There’s not shame to admitting skepticism when the Royals announced that Jason Vargas would begin his rehab assignment close to a year after undergoing Tommy John surgery. The urban myth timetable is usually around a year of recovery. As in, “Oh yeah, that pitcher had the Tommy John in April, so he should be good to go at the start of next season.” Or something like that.
The reality is, recovery time averages closer to 18 months. Obviously, everyone is different and rehab and recovery times will certainly vary, but it’s generally accepted that a return around 12 months is the anomaly and not the norm.
Jason Vargas is an anomaly.
He proved that again on Wednesday working five scoreless innings, striking out six and walking one. Five of his six whiffs came on his change. He allowed four hits, two of which were doubles with two outs. It was vintage Vargas. Or as close as we’ll come, whatever that is. Assuming this was his final appearance in 2016, Vargas will finish with 12 IP with 11 strikeouts and 3 walks. He allowed one home run and posted a 2.25 ERA. I’d call that an encouraging comeback.
With his rapid recovery time, Vargas should be ready to be a factor in the back of the Royals rotation at the start of 2017. Credit where it’s due as I felt the Royals were foolish to rush Vargas back to the rotation when they didn’t have a clear need at the time. Turns out Vargas wasn’t rushing back, he was ready. Now the Royals can head into the offseason with one fewer question mark about the rotation. He’s not sexy, but there’s some comfort knowing Vargas is there.
Save It For Later
One night after a walkoff win, the Royals rallied in the eighth for the final margin. Jarrod Dyson opened the eighth with a double, swiped third and seemingly missed a golden opportunity when he didn’t tag on a shallow Eric Hosmer fly to center. Dyson took several strides down the line and looked every bit of a runner on the move, but he slammed on the brakes and returned to third. At the time, it seemed like a squandered chance as the throw home was well up the first base line.
Kendrys Morales doesn’t care about your missed opportunities. All he did was lace a ground rule double down the right field line for his club record 30th run driven in in the month of September.
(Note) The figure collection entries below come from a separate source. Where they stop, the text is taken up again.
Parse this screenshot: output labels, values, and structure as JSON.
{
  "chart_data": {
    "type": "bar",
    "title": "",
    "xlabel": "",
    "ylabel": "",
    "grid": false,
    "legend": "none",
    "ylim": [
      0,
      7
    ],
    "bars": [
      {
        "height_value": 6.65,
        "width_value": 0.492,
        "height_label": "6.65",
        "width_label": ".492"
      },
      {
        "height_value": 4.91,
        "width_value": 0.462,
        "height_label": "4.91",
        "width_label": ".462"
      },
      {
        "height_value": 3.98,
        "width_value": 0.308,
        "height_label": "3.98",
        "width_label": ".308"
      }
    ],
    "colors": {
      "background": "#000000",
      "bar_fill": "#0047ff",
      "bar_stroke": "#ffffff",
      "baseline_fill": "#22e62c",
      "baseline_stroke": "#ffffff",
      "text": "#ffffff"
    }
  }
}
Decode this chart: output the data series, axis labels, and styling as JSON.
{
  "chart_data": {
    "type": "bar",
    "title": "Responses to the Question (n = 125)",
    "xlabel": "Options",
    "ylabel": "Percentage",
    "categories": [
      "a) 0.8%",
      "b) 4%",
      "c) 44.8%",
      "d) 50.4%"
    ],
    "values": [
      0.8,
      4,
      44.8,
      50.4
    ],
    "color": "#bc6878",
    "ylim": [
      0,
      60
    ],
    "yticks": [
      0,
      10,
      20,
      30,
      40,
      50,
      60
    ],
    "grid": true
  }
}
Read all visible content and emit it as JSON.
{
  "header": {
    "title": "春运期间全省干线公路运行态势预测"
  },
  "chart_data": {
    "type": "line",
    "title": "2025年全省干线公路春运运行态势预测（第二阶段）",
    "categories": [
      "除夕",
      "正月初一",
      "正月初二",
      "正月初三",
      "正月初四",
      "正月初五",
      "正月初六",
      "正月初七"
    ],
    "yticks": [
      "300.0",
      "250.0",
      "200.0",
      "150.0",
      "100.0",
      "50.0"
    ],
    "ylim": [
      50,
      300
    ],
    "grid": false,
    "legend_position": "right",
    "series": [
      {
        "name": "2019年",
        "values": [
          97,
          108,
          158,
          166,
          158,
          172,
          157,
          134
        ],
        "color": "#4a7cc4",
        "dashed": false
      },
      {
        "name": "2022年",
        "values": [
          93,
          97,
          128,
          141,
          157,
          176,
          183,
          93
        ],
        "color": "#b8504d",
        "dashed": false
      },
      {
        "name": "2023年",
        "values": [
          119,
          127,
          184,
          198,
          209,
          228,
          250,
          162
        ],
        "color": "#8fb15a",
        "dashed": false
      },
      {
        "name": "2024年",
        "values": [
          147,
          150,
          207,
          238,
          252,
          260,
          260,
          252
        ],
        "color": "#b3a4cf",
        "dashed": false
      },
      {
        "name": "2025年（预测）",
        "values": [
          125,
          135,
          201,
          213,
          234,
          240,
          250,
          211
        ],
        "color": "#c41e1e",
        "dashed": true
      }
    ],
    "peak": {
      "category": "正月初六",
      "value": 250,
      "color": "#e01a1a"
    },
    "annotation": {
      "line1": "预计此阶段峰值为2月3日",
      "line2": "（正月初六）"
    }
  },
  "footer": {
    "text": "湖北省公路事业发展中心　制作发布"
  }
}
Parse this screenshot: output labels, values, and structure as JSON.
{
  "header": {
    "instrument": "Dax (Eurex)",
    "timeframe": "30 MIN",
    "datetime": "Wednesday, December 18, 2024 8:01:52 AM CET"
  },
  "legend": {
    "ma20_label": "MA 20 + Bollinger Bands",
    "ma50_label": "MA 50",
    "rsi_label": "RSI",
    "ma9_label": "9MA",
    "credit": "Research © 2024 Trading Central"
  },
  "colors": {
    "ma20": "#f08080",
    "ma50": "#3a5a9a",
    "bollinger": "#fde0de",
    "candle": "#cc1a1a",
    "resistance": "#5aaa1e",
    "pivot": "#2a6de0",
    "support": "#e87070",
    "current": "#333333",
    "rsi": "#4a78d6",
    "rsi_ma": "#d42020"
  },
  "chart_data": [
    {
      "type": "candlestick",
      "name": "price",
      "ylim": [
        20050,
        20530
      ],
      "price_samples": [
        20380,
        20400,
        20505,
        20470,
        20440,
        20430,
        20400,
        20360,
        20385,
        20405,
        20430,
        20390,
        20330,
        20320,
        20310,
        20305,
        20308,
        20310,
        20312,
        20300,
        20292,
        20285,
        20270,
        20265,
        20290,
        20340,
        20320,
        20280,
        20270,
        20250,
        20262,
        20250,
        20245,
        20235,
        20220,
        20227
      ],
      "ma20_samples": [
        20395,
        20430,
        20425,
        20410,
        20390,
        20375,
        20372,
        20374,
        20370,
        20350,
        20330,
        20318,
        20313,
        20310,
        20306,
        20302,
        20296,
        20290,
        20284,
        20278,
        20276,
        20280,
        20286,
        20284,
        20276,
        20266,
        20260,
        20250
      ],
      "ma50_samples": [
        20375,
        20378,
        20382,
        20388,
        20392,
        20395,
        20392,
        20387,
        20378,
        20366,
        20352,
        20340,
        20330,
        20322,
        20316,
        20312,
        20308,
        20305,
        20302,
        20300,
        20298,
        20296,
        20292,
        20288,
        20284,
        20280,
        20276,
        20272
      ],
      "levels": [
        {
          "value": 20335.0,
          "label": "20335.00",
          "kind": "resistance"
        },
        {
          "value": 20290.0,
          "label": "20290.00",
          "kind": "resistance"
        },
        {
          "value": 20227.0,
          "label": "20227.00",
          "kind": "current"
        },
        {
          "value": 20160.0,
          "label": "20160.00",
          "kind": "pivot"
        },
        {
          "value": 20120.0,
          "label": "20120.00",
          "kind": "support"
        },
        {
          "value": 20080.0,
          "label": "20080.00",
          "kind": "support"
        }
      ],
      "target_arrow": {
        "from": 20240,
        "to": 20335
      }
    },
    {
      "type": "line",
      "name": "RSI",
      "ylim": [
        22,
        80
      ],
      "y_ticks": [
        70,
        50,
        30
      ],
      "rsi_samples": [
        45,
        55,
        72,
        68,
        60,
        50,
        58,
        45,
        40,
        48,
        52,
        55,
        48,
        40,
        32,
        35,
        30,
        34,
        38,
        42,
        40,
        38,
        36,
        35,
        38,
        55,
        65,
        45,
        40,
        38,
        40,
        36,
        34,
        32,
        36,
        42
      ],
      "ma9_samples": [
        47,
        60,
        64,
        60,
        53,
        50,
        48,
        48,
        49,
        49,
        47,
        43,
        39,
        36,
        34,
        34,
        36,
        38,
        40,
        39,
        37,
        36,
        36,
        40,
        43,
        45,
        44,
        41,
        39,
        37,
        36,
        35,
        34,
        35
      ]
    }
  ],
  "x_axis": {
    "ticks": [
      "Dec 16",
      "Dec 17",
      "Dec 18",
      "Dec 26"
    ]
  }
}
After an intentional walk to load the bases and get the platoon split, Alex Gordon lined a single to right to plate a pair of insurance runs. It’s good to see Gordon making solid contact.
It appeared as though with the late inning explosion the Royals, once again, would avoid elimination. The damn Blue Jays couldn’t close out their game against the Orioles, going down 3-2 on a pinch-hit ninth inning home run.
There will be no October baseball.
Eric Hosmer left the yard in the third, turning on a 92 mph down and in four seam fastball. Hosmer has been going with the high leg kick of late and was able to really get his hips out in front of this one.
Left handed batters with power love those pitches down in the strike zone and a little bit on the inner half. Baseball Savant shows the location of the pitch Hosmer punished.
That’s textbook for lefty power. Hosmer, because he prefers to confound and infuriate conventional wisdom, hasn’t done much with those pitches this season.
That’s something else that Hosmer’s lowest ISO within the strike zone comes on pitches down and in. That’s been his power M.O. since 2014. Anyway, that was Hosmer’s 25th home run on the year. It’s his power hitting season since his rookie campaign, the down and in pitch damned.
Uncle Hud’s Words Of Wisdom
“If you love baseball, you want to get more intimate with the game.”
The Royals close out the Twins series with another 6:15 start on Thursday. It’s the conclusion of the Summer Of Duffy.